Tuesday, June 11, 2019

Minutes from June 10, 2019

A New Film About Bees--Coming Soon to Iowa City's Film Scene
Opening Friday, August 30th
A woman utilizes ancient beekeeping traditions to cultivate honey in the mountains of Macedonia. When a neighboring family tries to do the same, it becomes a source of tension as they disregard her wisdom and advice.
For a link to Film Scene, click here.
Click here to view the trailer of the film.

Minutes from East Central Iowa Beekeepers Association
June 10, 2019

Approximately 40 in attendance

President Dave Irvin called the meeting to order at 6:20.
A sheet was passed around for people to sign up to work our booth at the Johnson County Fair. It will again run 4 days, Sunday through Wednesday, July 21 to 24. If you didn’t sign up but would be willing to work a shift, please give Dave a call.

Dave is downsizing due to some health concerns and has some materials available. Floyd has some nucs available for sale.

Field Days is coming up this Saturday at the Horticultural Research Center in Ames.

Swarms? The swarm season is underway but may extend more into June given the late spring.

State Fair entries may now be made.
Bob Wolff will transport any entries on the Wednesday before the fair opens. Contact Bob if you are interested. The Honey Producers website has all the information about categories, rules, etc.

New members were introduced. Welcome to all!

Annual Honey Producers meeting will be November 9 at the Holiday Inn Des Moines Airport. Again, anyone who attends this meeting or the summer field day is welcome and encouraged to give a summary of what you experienced at our next meeting following the event.

Losses have been heavy coming out of winter. Eberts have experienced about 50% losses.

Time to put supers on? Some honey flow is coming in. A little discussion of the use of queen excluders resulted in mixed reviews, with some trying to go without this year.

This would be a good time to decide what kind of mite treatment to use and purchase materials so you’re ready when it’s time. Various members discussed the type of treatment they use, but most stressed the necessity of treating.

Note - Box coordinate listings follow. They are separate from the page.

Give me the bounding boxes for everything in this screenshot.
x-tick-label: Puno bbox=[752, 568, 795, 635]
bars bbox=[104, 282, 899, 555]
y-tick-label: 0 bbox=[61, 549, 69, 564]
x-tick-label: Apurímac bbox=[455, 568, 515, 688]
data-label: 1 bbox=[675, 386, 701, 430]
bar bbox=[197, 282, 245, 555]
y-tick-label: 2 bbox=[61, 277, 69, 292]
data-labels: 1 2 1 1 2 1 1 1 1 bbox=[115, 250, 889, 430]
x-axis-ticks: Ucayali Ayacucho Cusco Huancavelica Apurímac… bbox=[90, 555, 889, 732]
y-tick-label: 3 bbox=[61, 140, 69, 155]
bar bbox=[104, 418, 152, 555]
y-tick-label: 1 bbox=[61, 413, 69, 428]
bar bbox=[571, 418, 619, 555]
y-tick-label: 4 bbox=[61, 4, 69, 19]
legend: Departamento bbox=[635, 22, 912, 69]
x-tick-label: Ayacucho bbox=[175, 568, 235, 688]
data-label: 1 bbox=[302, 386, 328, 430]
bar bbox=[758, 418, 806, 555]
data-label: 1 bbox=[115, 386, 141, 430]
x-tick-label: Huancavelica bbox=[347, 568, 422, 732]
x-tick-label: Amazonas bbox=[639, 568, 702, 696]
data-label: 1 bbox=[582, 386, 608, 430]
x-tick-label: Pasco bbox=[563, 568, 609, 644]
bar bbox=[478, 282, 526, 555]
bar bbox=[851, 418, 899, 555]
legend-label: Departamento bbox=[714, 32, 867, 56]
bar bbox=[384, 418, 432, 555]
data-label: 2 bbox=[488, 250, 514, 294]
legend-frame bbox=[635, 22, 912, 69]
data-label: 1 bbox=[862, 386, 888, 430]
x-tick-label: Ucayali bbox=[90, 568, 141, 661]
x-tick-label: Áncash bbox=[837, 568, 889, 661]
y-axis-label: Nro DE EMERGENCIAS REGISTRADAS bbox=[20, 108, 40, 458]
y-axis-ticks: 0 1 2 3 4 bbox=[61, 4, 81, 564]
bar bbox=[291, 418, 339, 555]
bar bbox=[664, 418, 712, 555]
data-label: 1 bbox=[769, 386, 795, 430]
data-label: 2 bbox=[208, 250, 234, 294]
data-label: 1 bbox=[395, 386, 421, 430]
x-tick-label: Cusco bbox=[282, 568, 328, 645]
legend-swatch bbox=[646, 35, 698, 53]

Monitoring mite counts is very important.

Hive beetles? They are present in eastern Iowa. Floyd described the problems from carpenter ants. It will soon be time for wax moths to be a problem, particularly for a weak hive. Don’t leave excessive space. If a hive is weaker, the moths are more likely to be a problem.

Floyd demonstrated how he uses nucs. Putting a frame with swarm cells into a nuc is a great way to start a nuc. Floyd builds his with a little more vertical space so swarm cells on the bottom of the frame don’t get squashed.

Early feeding is very important for getting the bees through that last critical period when the weather can turn wet and cold.

Burr Oak Land Trust—Jason Taylor

Jason focused his talk on the danger that many species of insects, plants, amphibians and reptiles may face extinction. Habitat fragmentation, habitat degredation and habitat removal has played a tremendous role in the struggles for survival of many of these species. He focused on the rusty patch bumble bee in demonstrating how the range of the insect has hugely diminished. Awareness of the presence of species like this can result in funding that can help its survival.
Jason talked about the life cycle of the bumble bee. The vast majority of bees in Iowa are solitary bees, not colonial or social bees like the honey bee. These bees need great nectar sources in early spring, typically in April in Iowa. Prairie plants for the most part are later blooming. The bumble bees need good woodland nectar sources to survive. He listed several plants that are very good for bumblebees, such as wild bergamot, that are likely good nectar sources for honey bees as well. Planting native species and helping rid the landscape of non-native plants can be helpful. For trees, species of viburnum provide good early nectar.

Jim Davis showed the various aspects of our club’s website, including resources, trading items, news and video links. The website is accessed at eastcentraliowabeekeeprs.blogspot.com.

Thanks as always to the Stewarts for providing refreshments and to Jason for informing us about what we need to do to help all pollinators.